Tom Mitchell
Machine Learning Department
School of Computer Science, Carnegie Mellon University
Fall
2009
This assignment is intended to (1) introduce
you to some of the large-scale data we have available to build on, and
(2) give you a chance to do something interesting with it.
The task:
Download the data
describing the co-occurrence counts for noun phrases and contexts.
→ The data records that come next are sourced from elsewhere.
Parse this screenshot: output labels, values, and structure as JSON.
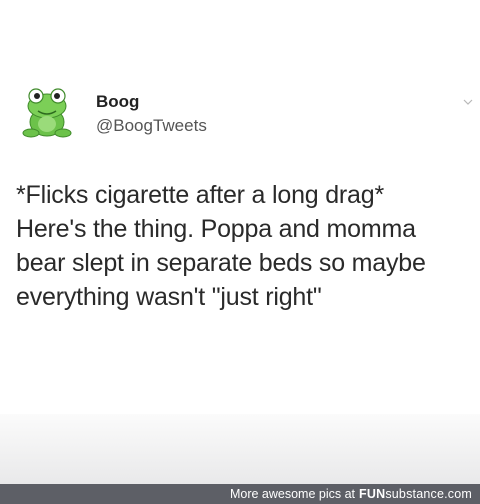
{
  "tweet": {
    "display_name": "Boog",
    "handle": "@BoogTweets",
    "lines": [
      "*Flicks cigarette after a long drag*",
      "Here's the thing. Poppa and momma",
      "bear slept in separate beds so maybe",
      "everything wasn't \"just right\""
    ]
  },
  "footer": {
    "caption": "More awesome pics at",
    "brand_bold": "FUN",
    "brand_rest": "substance.com"
  },
  "colors": {
    "frog_green": "#6cc24a",
    "footer_bg": "#5d5f66"
  },
  "icons": {
    "avatar": "frog-avatar-icon",
    "menu": "chevron-down-icon"
  }
}
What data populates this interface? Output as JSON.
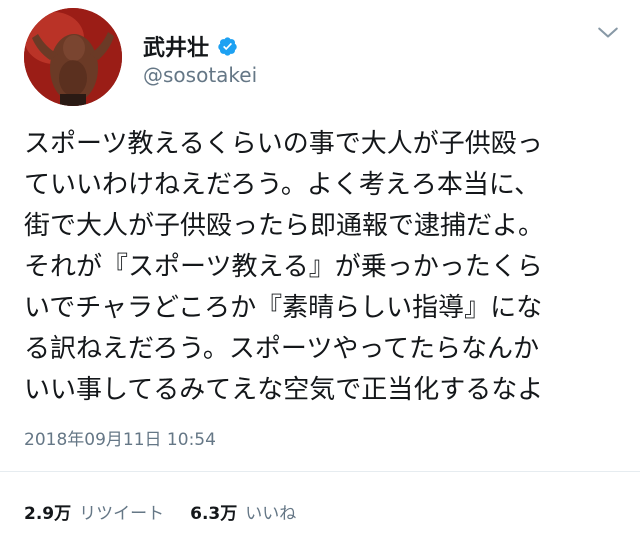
{
  "tweet": {
    "author": {
      "display_name": "武井壮",
      "handle": "@sosotakei",
      "verified": true
    },
    "body_lines": [
      "スポーツ教えるくらいの事で大人が子供殴っ",
      "ていいわけねえだろう。よく考えろ本当に、",
      "街で大人が子供殴ったら即通報で逮捕だよ。",
      "それが『スポーツ教える』が乗っかったくら",
      "いでチャラどころか『素晴らしい指導』にな",
      "る訳ねえだろう。スポーツやってたらなんか",
      "いい事してるみてえな空気で正当化するなよ"
    ],
    "timestamp": "2018年09月11日 10:54",
    "stats": {
      "retweets_count": "2.9万",
      "retweets_label": "リツイート",
      "likes_count": "6.3万",
      "likes_label": "いいね"
    }
  },
  "icons": {
    "verified": "verified-badge-icon",
    "menu": "chevron-down-icon"
  },
  "colors": {
    "text_primary": "#14171a",
    "text_secondary": "#657786",
    "verified_blue": "#1da1f2",
    "divider": "#e6ecf0"
  }
}
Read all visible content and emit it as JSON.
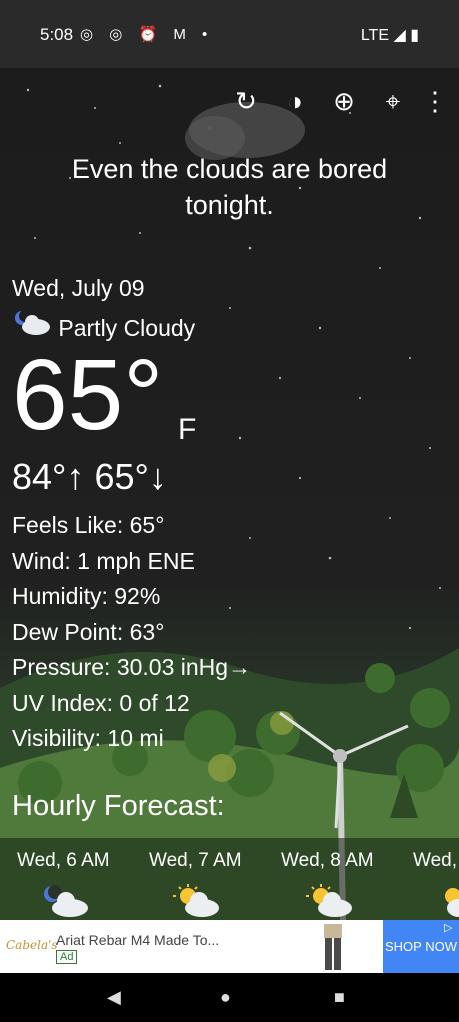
{
  "status_bar": {
    "time": "5:08",
    "notif_icons": "◎ ◎ ⏰ M •",
    "network": "LTE ◢ ▮"
  },
  "toolbar": {
    "refresh": "↻",
    "theme": "◑",
    "add": "⊕",
    "location": "⌖",
    "more": "⋮"
  },
  "tagline": [
    "Even the clouds are bored",
    "tonight."
  ],
  "current": {
    "date": "Wed, July 09",
    "condition": "Partly Cloudy",
    "temp": "65°",
    "unit": "F",
    "hilo": "84°↑ 65°↓"
  },
  "details": [
    "Feels Like:  65°",
    "Wind:  1 mph ENE",
    "Humidity:  92%",
    "Dew Point:  63°",
    "Pressure:  30.03 inHg→",
    "UV Index:  0 of 12",
    "Visibility:  10 mi"
  ],
  "hourly": {
    "title": "Hourly Forecast:",
    "items": [
      {
        "time": "Wed, 6 AM",
        "icon": "night-partly-cloudy-icon"
      },
      {
        "time": "Wed, 7 AM",
        "icon": "sun-cloud-icon"
      },
      {
        "time": "Wed, 8 AM",
        "icon": "sun-cloud-icon"
      },
      {
        "time": "Wed,",
        "icon": "sun-cloud-icon"
      }
    ]
  },
  "ad": {
    "logo": "Cabela's",
    "title": "Ariat Rebar M4 Made To...",
    "badge": "Ad",
    "cta": "SHOP NOW",
    "cta_color": "#4285f4"
  },
  "nav": {
    "back": "◀",
    "home": "●",
    "recents": "■"
  }
}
Do something interesting with it. For example, you
might want to train a classifier to determine which noun phrases refer
to cities, or emotions, or academic disciplines, based on the "bag of
contexts" with which the noun phrase co-occurs. You might
want to try unsupervised clustering of some kind. Choose
something you find interesting, that's not overly ambitious for a one-week task, and that will allow you to explore
working with the data.
What to turn in:
2 powerpoint slides that you will present in 3 minutes to
the class on thursday Sept 17. Email these to
tom.mitchell@cs.cmu.edu, by 2pm the day of class, so he can include
your slides in the set to be presented. (note 3 minutes is a
very short time to speak, so consider in advance how you'll fit your
content into this short time window)
A brief writeup of 1-3 pages. Please
email this to tom.mitchell@cs.cmu.edu by the end of the day on friday
Sept 18. This will give you a little time to address any
ideas that come up during your presentation, or connections to what
others reported.
Hints:
Please
note that you can
find labeled examples of noun phrases and contexts associated with
categories such as city and emotion at the WSDM
supplemental materials page (see the link to "Instances
Promoted by Meta-Bootstrap Learner"). Alternatively, it is
easy to copy and paste lists of companies, animals, etc., by browsing
the MBL
knowledge base mentioned on that same page.
Here
are two papers that might help stimulate your thinking
On working alone versus
in pairs: In general, it's fine to work in pairs or alone on
projects for this class. However, for this first assignment
I'd like everybody to become familiar with the data sets. So
feel free to brainstorm with others in the class, but please do your
own work for this assignment to be sure you learn about the data.